If continuous images of $X$ are closed in every $Y$, is $X$ a compact space?

Question

Suppose $X$ is a topological space. We have the following criterion for compactness:

Theorem. $X$ is compact if and only if for every space $Y$, the second projection $\pi_2: X\times Y \to Y$ is a closed map.

This property is known as being universally closed, and also plays an important role in algebraic geometry (in the definition of a proper morphism). The proof of the result above can be found on this MSE thread.

My question is whether we can strengthen this result by only asking that the graphs of continuous functions have closed image in $Y$. From now on, we will consider only Hausdorff topological spaces.

Question. Is it true that a Hausdorff space $X$ is compact if and only if for every continuous map $f: X\to Y$ with $Y$ Hausdorff has a closed image $f(X)$ in $Y$.

More context for the question: let $X$ and $Y$ be any two Hausdorff spaces. For any continuous function $f: X\to Y$ we can consider its graph $\Gamma(f) = \{(x, y)\in X\times Y: y=f(x)\}$. Note that $\Gamma(f)\subset X\times Y$ is a closed subset of $Y$ (see this MSE thread for proof). If $X$ were compact, then we know that the image of $\Gamma(f)$ under the second projection map $X\times Y\to Y$ would be closed. Note that the image of $\Gamma(f)$ is precisely the image $f(X)=\{f(x)\in Y: x\in X\}$, and so $f(X)$ would be closed in $Y$. This shows that the forward implication is true (one can show this implication in a more direct away). It makes sense to ask whether the converse also holds.

Answer 1

A Hausdorff space $X$ is H-closed if, for every Hausdorff space $Y$ and a topological embedding $f:X\to Y$, the image $f(X)$ is closed.
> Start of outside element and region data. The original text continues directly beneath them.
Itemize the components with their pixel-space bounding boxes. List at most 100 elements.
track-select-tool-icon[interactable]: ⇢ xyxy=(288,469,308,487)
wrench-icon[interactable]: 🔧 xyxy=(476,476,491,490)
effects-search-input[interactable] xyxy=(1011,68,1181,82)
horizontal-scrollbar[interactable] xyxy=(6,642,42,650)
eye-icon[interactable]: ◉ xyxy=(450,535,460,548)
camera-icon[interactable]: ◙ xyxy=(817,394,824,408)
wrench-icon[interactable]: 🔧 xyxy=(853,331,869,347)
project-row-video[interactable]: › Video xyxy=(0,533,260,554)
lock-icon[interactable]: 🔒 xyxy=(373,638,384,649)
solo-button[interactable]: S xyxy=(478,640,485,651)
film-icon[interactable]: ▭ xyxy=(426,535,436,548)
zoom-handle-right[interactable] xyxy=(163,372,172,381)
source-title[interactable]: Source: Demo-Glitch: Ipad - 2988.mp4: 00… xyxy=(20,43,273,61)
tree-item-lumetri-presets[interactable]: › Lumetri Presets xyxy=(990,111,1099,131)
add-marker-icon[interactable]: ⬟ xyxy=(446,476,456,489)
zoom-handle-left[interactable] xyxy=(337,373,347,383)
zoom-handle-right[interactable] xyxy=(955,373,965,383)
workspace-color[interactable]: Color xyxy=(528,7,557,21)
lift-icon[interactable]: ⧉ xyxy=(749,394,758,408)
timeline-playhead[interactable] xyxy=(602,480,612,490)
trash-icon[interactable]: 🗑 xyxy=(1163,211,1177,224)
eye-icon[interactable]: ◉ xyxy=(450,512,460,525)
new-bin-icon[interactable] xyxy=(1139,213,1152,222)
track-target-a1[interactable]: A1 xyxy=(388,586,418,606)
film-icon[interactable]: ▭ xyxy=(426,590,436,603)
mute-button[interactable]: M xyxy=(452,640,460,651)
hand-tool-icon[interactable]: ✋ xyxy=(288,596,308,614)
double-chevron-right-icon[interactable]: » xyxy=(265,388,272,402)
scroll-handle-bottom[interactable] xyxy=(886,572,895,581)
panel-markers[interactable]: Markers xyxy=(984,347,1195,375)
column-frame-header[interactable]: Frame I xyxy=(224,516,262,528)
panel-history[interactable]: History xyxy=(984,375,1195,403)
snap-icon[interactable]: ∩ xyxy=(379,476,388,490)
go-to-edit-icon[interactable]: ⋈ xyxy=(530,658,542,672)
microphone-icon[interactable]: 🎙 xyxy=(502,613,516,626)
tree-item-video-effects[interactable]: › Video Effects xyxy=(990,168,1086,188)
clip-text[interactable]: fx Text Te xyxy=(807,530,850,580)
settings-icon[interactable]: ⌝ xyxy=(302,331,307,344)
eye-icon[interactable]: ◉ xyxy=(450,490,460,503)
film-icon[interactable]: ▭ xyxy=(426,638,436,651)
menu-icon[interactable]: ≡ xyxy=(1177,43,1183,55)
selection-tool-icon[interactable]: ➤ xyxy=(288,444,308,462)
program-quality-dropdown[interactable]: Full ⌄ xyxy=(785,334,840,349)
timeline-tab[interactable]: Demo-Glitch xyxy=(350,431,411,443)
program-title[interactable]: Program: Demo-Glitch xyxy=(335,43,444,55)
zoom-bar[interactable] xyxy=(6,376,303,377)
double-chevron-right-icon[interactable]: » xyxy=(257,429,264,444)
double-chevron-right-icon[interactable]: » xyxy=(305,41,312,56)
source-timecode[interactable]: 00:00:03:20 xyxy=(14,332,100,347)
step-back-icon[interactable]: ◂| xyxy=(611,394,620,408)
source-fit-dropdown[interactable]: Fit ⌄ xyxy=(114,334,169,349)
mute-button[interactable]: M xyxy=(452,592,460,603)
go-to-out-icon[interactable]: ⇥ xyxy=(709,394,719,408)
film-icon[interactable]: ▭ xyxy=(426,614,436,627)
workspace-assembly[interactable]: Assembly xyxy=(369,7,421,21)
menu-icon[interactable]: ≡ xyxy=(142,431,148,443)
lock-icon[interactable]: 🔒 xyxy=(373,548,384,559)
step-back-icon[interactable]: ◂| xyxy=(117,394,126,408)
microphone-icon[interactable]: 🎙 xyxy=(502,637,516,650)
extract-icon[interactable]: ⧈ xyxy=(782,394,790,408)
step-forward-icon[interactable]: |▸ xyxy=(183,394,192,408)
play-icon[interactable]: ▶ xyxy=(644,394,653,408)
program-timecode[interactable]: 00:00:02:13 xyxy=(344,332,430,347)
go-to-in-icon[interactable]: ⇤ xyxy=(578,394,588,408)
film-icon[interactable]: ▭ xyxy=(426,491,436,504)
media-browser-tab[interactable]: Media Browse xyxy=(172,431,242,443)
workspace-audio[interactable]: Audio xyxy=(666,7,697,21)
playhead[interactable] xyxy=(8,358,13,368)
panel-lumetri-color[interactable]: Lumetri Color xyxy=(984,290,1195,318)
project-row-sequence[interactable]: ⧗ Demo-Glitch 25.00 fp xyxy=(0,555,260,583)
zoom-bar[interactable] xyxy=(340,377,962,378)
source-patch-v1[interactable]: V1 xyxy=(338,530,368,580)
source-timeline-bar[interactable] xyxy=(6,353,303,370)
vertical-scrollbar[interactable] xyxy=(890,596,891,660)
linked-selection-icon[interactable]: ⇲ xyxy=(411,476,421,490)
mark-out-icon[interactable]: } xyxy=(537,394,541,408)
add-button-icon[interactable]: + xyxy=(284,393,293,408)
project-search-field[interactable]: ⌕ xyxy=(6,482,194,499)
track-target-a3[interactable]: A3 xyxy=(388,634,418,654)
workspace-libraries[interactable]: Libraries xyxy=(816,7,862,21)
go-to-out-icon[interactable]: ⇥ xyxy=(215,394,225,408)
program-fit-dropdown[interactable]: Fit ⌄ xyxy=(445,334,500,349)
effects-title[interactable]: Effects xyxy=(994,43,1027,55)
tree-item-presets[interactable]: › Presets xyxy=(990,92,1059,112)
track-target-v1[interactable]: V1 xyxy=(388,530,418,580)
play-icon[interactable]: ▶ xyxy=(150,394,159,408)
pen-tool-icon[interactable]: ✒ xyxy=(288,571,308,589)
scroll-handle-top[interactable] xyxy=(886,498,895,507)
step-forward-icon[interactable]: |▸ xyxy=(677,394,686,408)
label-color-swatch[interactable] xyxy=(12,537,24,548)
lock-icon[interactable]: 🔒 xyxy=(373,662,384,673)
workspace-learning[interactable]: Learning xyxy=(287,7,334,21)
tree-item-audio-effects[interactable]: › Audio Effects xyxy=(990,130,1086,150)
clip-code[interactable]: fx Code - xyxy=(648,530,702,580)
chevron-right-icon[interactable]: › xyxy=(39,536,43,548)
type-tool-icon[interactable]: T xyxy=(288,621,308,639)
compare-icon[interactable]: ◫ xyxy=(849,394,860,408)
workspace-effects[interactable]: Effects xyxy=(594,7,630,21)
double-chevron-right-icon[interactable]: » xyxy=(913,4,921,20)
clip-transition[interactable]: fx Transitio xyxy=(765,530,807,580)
Lemma. A Hausdorff space $X$ is H-closed if and only if for every Hausdorff space $Y$ and a continuous map $f:X\to Y$, the image $f(X)$ is closed.

Lemma. The topological space $[0,1]$, with the smallest topology containing the both the standard one and the set $\Bbb{Q}\cap [0,1]$, is H-closed.

The latter space is not compact, since it contains $[0,1]\setminus\Bbb{Q}$ (with the standard topology) as a closed subset, while $[0,1]\setminus\Bbb{Q}$ is not compact (with the standard topology).